Le long de la rivière des pirogues silencieuses montent ou descendent le courant, doublées par les bruyantes lanchas chargées de touristes. Nous continuons notre balade au rythme de nos petits 18 cv et luttant à notre tour contre le courant. Quelques petites maisons sur pilotis, toits en palmes avec garage à pirogues, bordent le rio.

Les hérons blancs et les pélicans perchés dans les arbres nous observent sans bouger. Les hirondelles nous accompagnent en piaillant et visitant chaque recoin possible du pont pour y faire un nid douillet.

Les piroguiers pêchent, debout sur leur pirogue, lançant l'épervier avec une telle dextérité que Jean-Luc les observe pour tenter de comprendre leur technique, parceque lui n'est pas satisfait de son lancer. D'autres pirogues, pèchent en disposant des petites bouées au bout desquelles pendent des lignes. Ces bouées sont si nombreuses à flotter qu'elles donnent l'impression d'être un seul filet. Le spectacle de la vie sur l'eau se déroule devant nous à mesure que nous avançons.

héron blanc - piroguier sur le rio - piroguier lançant l'épervier

De falaises et forêts tropicales nous nous retrouvons au beau milieu d'un lac d'où émergent de somptueuses fleurs blanches. La végétation autour change et se fait plus marécageuse, plus mangrove.

Lanchas sur le rio - El Golfete, le lac

Le coin est si beau que de nombreuses luxueuses maisons ont hélas poussé, possédant non pas des garages à pirogues mais à vedettes de luxe armées de moteurs! maisons secondaires pour hommes d'affaires guatémaltèques et oui, il y a quelques grosses fortunes à en juger les casas!!

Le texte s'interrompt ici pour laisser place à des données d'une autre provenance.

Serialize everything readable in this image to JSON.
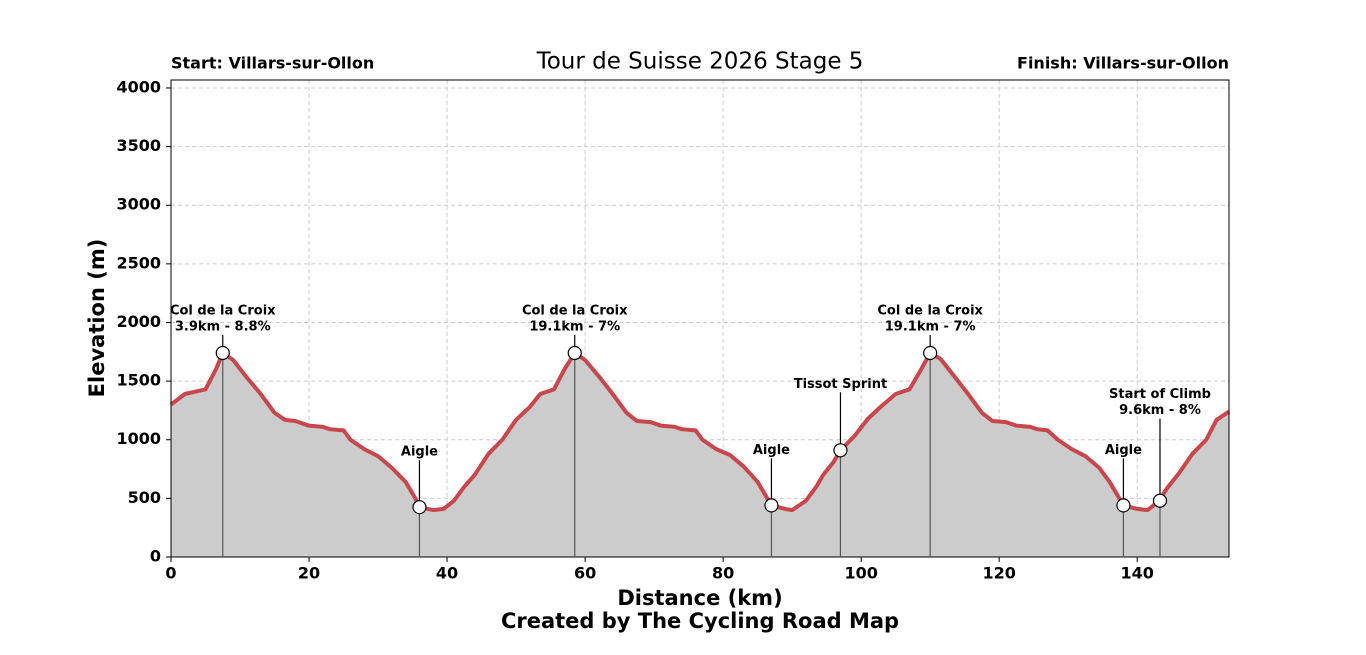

A mesure que nous approchons de Fronteras, les marinas poussent comme des champignons et étant donné le nombre elles ne sont pas immenses, mais c'est surprenant! Du coup, il n'est pas rare de voir deux bateaux amarrés à un ponton et sur la maison du bout du quai un panneau portant l'inscription "marina"!

Nous passons sous le pont routier de la seule et unique route du coin, reliant Fronteras à Florès d'un côté et à Guatémala ciudad de l'autre. Nous découvrons, cachée dans un recoin de mangrove la marina suzana, indiquée par la Nina del Mar, comme super calme et loin du trafic des lanchas. Cette marina nous permettra de laisser Iritis à quai et à l'abri pendant notre incursion dans le pays.

Les prix de la marina sont très honnêtes pour cet abri à cyclone. 150 usd par mois, et nous convenons avec le propriétaire d'un prix spécial étant donné que nous ne pensons pas rester un mois. 70 usd pour deux semaines et 130 usd si nous restons finalement un mois. Eau à volonté et électricité aussi, douches chaudes, restaurant, bar, book exchange, salon tv. Un bon plan à retenir en cas de période cyclonique pour celui qui se trouve dans le coin.

Marina Suzanna - Iritis à quai - Mangrove

Nous découvrons Fronteras, point de départ pour les excursions dans le reste du pays. Une grande rue traverse le village, bus stops de chaque côté et tout au long de la rue des marchands de légumes magnifiques et colorés, qui nous font chaud au coeur. Pommes de terres nouvelles, tomates citrons choux fleurs, aubergines, courgettes longues mais également ronde!, des oignons blancs énormes, des cébettes, des radis, des fraises, des framboises, des mures, des tonnes de mangues, des bananes en tous genres, de monstrueuses pastèques, des melons, des ananas, bref, rien que du bonheur!!! On ne sait plus où regarder tellement le spectacle est pour nous un régal après avoir fait tant et tant de lieux ou rien ne pousse que nous restons plantés là sans bouger! Les carnicera offrent de la belle viande. Il y a même un super marché! De quoi passer en effet une saison cyclonique à l'abri de tout! et pour pas cher, parceque tout cela n'est vraiment pas cher du tout.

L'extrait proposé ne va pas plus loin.